The museum has also developed and implemented eight school readiness events for rising kindergartners and their families with targeted outreach to low-income participants. Since the program’s launch, almost 9,000 students and parents have participated. Many had never visited the museum, but after participating in these particular events, they were much more inclined to make a trip.

The Marbles “Ready, Set, School” initiative also established a community of practice for children’s museums across the country.  The community includes six museums that participated in the school readiness initiative by collaborating online through a “Ready, Set, School” Google group.  Museum staff attended collaborative meetings and each made a site visit to the Marbles Kids Museum. This community of practice presented a session focused on school readiness at the Association of Children’s Museums 2014 Interactivity conference in Phoenix in May.

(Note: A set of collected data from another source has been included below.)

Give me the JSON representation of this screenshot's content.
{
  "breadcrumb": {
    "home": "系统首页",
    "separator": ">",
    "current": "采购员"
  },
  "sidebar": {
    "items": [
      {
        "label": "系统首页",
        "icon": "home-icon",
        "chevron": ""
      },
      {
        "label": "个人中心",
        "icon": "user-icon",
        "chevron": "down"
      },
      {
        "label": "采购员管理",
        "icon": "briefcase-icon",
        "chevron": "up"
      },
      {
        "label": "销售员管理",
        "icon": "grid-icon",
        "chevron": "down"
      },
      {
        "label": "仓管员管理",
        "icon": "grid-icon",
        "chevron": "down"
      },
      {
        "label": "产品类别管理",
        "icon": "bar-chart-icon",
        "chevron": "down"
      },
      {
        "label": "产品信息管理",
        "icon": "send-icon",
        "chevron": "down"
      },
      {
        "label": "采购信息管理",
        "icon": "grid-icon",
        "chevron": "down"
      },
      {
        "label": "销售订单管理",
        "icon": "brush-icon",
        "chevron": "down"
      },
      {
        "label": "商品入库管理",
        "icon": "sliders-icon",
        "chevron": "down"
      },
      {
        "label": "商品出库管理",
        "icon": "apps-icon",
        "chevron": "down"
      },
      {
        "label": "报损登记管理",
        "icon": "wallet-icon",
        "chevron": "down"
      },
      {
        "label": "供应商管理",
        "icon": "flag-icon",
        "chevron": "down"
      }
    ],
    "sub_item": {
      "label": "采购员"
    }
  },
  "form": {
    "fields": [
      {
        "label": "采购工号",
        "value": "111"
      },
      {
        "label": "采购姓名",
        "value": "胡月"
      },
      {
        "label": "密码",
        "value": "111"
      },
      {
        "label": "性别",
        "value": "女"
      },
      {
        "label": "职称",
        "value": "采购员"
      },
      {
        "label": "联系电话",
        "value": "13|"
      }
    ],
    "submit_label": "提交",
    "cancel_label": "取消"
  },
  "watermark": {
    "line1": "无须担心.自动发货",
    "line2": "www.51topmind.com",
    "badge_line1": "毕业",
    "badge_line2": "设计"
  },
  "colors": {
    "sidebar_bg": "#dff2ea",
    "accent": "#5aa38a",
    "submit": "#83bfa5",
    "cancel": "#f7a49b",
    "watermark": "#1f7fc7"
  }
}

The project has also strengthened the museum’s existing and new partnerships with community organizations to better address the needs of the local community and to provide a replicable model to help other institutions implement school readiness programs. Now, the school system and other community partners turn to the museum to identify strategies to address concerns and to learn from the museum’s model.

Expanding Impact

Marbles Kids Museum has solidified its role in the community as a valuable partner and resource for school readiness. The museum is committed to ensuring that even the most at-risk children and families have access to the programs and resources provided by “Ready, Set, School.” Marbles hopes to expand its impact especially with low-income families with preschool-aged children in need of school readiness services and who, without access to quality preschool programming, are at risk of falling behind before they even start kindergarten. As a result of this project, the museum now has many more partners and resources and more information to identify ways to bring their school readiness experiences to vulnerable populations. 

The Wake County Public Schools is one of the partner organizations.  Dawn Dawson of the school system’s early learning office, praised the project, saying, “Play is a child’s work. Play is how children learn about the world and is their first true teacher. Any way we can promote the play experience and have it connected to learning is important. Play in the exhibit allows children to experience what kindergarten is like at their own speed and at their own point of readiness. [It] allows a better bridge for children who have not had preschool experience.”